OB I
- Season: 1965
- Champions: Ferencváros

= 1965 Országos Bajnokság I (men's water polo) =

Water polo league season

1965 Országos Bajnokság I (men's water polo) was the 59th water polo championship in Hungary. There were ten teams who played two-round match for the title.

== Final list ==

| # | Team | M | W | D | L | G+ | G− | P |
|---|---|---|---|---|---|---|---|---|
| 1. | Ferencvárosi TC | 18 | 12 | 6 | 0 | 69 | 45 | 36 |
| 2. | Újpesti Dózsa | 18 | 11 | 4 | 3 | 64 | 56 | 26 |
| 3. | Bp. Honvéd | 18 | 7 | 9 | 2 | 72 | 54 | 23 |
| 4. | Szolnoki Dózsa | 18 | 8 | 4 | 6 | 61 | 53 | 20 |
| 5. | Csepel Autó | 18 | 7 | 6 | 5 | 59 | 59 | 20 |
| 6. | BVSC | 18 | 3 | 11 | 4 | 43 | 48 | 17 |
| 7. | Egri Dózsa | 18 | 5 | 6 | 7 | 70 | 74 | 16 |
| 8. | Vasas Izzó | 18 | 4 | 3 | 11 | 44 | 57 | 11 |
| 9. | OSC | 18 | 1 | 7 | 10 | 52 | 66 | 9 |
| 10. | Bp.
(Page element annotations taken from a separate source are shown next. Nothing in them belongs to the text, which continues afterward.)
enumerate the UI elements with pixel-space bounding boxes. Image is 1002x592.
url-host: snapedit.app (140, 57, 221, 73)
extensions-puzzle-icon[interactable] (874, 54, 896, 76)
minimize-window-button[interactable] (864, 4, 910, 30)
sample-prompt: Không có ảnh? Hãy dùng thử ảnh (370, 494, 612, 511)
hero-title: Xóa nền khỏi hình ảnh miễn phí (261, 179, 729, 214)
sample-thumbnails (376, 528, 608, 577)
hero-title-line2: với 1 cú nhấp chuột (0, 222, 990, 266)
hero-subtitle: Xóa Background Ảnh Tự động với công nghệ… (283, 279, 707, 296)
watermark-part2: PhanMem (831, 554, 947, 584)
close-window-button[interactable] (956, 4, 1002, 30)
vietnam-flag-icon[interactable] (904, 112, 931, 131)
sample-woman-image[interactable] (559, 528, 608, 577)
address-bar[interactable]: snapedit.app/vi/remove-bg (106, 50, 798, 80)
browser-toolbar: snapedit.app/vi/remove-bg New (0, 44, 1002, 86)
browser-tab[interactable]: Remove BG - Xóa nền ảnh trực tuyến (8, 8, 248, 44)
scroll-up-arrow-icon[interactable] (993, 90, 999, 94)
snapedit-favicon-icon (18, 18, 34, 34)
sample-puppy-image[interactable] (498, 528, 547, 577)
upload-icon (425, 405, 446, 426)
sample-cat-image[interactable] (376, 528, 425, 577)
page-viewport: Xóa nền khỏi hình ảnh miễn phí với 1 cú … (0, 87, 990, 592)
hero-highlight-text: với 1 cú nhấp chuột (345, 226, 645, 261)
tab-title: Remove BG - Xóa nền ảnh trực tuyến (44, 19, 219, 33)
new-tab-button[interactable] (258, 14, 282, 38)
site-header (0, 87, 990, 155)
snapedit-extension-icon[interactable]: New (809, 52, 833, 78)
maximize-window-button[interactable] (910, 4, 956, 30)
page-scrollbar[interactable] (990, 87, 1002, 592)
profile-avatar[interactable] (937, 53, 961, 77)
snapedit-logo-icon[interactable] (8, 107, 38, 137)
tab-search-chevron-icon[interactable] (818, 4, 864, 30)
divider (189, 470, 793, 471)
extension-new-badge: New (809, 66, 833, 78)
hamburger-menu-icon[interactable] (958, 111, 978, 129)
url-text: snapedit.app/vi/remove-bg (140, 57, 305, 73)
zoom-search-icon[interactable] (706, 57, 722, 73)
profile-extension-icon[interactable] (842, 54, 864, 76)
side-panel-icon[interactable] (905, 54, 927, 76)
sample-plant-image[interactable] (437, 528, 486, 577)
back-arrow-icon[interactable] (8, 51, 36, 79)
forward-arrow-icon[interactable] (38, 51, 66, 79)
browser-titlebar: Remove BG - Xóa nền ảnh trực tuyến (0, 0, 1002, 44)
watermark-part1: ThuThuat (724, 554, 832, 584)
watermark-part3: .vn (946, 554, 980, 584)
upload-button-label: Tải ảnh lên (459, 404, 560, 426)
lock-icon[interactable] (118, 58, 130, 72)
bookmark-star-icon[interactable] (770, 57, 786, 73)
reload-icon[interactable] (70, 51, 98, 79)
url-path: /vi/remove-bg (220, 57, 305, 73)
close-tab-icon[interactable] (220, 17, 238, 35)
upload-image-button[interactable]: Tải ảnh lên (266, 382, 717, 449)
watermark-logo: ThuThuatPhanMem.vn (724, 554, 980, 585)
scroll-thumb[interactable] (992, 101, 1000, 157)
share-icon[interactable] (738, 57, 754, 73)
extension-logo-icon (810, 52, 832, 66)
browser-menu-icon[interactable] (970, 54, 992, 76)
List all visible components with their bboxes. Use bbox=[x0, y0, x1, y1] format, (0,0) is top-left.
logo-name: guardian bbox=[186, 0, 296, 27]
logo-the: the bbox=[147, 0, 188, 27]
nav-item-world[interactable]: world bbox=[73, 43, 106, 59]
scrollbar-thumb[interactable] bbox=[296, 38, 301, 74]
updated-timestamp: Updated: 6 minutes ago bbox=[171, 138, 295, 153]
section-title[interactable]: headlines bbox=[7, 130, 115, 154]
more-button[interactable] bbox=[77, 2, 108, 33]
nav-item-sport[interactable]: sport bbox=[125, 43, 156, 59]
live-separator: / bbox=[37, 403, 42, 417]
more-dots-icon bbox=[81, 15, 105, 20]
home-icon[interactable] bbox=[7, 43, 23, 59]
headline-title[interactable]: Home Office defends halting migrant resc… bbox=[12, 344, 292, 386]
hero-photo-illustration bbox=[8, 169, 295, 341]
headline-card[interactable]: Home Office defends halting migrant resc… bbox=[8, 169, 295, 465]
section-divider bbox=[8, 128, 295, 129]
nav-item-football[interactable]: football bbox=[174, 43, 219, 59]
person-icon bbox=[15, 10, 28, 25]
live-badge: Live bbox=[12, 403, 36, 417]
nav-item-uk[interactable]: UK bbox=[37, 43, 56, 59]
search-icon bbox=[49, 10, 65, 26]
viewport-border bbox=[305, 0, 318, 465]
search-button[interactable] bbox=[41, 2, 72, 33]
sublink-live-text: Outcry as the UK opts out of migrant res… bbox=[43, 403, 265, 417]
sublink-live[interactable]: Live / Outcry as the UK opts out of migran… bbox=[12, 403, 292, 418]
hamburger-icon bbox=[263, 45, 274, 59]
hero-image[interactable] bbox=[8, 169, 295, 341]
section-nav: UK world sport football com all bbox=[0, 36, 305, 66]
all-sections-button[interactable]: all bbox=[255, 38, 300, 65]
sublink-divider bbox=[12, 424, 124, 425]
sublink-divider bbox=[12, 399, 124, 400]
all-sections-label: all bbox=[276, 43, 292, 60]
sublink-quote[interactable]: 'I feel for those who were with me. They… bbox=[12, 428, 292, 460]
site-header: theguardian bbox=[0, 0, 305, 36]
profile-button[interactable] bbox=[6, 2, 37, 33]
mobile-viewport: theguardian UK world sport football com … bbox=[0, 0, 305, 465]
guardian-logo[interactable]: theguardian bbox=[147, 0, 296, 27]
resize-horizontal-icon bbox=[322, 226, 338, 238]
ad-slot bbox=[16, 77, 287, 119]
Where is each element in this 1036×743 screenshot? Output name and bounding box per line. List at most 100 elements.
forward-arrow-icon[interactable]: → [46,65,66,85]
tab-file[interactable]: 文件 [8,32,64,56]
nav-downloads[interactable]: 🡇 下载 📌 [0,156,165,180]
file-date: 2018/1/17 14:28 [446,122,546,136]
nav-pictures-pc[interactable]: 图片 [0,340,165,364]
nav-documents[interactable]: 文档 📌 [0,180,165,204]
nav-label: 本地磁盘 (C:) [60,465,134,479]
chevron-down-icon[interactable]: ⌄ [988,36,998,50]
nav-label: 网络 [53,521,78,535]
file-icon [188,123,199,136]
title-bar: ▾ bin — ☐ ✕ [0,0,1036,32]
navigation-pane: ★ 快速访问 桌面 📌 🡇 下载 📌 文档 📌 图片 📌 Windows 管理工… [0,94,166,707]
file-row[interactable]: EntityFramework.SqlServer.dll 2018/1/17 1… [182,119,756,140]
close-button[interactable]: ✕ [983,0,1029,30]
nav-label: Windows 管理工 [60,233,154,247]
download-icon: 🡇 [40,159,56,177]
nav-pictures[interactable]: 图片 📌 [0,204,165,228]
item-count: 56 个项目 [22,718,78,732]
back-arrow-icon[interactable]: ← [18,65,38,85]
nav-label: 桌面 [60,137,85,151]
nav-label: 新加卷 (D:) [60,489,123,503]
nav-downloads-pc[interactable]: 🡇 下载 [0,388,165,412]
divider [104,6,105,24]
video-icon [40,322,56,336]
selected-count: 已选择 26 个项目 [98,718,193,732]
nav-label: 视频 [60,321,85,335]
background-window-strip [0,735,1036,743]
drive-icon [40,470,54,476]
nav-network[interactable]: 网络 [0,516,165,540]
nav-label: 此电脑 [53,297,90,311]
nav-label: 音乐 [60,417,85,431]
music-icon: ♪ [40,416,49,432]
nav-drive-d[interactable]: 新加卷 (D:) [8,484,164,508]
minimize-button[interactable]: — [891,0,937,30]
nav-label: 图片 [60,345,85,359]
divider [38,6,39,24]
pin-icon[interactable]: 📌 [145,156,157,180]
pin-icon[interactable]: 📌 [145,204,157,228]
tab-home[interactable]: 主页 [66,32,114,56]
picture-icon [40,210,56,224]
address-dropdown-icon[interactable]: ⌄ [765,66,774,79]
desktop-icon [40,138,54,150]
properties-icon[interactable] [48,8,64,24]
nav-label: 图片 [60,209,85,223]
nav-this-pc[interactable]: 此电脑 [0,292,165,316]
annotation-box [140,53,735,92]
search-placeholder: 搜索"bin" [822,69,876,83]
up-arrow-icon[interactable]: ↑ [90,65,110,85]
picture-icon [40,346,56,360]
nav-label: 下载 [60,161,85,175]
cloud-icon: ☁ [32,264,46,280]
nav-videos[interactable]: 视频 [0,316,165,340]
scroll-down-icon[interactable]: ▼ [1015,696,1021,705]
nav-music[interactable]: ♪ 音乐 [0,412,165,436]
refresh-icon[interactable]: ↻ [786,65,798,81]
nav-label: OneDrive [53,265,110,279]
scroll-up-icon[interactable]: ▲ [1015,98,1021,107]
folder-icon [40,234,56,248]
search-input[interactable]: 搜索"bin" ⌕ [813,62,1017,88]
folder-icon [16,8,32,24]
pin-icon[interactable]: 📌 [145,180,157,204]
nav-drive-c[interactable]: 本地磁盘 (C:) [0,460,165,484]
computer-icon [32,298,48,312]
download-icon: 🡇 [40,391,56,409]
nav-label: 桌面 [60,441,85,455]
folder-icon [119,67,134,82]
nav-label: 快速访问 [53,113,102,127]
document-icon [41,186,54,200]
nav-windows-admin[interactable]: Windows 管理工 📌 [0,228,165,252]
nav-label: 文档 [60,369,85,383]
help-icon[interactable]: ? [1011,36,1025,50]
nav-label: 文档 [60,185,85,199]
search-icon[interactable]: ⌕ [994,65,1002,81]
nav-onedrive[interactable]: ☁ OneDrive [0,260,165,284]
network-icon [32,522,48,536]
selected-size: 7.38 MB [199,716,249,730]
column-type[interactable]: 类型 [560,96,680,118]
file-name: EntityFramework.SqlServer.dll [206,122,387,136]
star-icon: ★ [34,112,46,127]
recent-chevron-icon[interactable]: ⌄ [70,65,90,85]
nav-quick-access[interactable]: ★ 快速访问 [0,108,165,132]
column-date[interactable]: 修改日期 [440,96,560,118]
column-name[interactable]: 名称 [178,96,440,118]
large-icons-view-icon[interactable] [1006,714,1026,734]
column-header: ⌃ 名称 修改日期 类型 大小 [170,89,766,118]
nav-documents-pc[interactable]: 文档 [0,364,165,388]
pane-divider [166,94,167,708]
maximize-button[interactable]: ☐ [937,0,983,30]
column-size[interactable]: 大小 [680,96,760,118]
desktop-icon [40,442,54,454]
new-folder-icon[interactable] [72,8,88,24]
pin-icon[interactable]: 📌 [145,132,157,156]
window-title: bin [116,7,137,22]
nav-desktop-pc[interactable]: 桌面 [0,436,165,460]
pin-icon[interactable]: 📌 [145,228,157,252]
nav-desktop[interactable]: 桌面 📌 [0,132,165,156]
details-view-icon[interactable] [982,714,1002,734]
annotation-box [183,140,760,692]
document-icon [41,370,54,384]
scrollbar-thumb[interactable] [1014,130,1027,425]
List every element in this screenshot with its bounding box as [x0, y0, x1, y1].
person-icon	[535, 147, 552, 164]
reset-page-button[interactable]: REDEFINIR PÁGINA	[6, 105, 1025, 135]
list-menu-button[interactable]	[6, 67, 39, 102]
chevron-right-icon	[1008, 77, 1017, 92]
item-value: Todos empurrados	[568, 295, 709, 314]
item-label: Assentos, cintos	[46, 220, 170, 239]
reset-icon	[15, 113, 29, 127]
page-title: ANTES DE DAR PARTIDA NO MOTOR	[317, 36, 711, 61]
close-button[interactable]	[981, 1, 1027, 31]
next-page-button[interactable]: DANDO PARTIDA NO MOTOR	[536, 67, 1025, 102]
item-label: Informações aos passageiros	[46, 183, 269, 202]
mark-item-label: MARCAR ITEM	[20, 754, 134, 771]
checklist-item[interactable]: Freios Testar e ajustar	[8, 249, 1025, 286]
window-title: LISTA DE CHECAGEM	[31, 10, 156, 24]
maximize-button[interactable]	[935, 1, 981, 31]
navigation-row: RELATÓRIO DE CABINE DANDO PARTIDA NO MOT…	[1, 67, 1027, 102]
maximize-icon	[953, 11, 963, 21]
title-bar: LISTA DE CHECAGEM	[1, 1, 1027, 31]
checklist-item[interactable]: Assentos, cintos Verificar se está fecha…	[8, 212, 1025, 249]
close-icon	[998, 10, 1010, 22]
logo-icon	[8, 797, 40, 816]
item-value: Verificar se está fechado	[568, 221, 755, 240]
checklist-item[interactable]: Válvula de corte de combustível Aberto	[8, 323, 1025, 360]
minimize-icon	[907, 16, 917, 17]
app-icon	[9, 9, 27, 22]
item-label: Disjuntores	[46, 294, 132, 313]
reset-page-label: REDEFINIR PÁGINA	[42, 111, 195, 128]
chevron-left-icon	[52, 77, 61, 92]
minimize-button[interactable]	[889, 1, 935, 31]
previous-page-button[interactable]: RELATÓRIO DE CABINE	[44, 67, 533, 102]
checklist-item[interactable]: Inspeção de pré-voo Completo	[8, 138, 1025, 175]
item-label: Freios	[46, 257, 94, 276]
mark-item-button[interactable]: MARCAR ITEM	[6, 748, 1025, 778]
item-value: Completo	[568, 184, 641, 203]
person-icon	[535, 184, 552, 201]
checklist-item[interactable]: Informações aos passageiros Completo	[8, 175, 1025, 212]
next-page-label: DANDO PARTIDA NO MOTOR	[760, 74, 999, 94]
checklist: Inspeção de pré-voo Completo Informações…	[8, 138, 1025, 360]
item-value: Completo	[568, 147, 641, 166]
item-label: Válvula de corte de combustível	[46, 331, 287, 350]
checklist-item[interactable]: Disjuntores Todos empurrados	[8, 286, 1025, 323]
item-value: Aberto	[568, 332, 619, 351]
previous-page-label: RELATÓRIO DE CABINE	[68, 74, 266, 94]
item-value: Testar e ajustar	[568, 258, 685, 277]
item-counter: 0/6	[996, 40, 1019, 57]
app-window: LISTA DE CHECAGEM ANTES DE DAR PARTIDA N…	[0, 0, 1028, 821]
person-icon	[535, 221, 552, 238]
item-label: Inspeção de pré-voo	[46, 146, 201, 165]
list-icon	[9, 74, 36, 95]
Spartacus | 18 | 2 | 4 | 12 | 47 | 69 | 8 |

- M: Matches W: Win D: Drawn L: Lost G+: Goals earned G−: Goals got P: Point

| OB I 1965 Champions |
|---|
| Ferencváros 17th Title |

== Sources ==
- Gyarmati Dezső: Aranykor (Hérodotosz Könyvkiadó és Értékesítő Bt., Budapest, 2002.)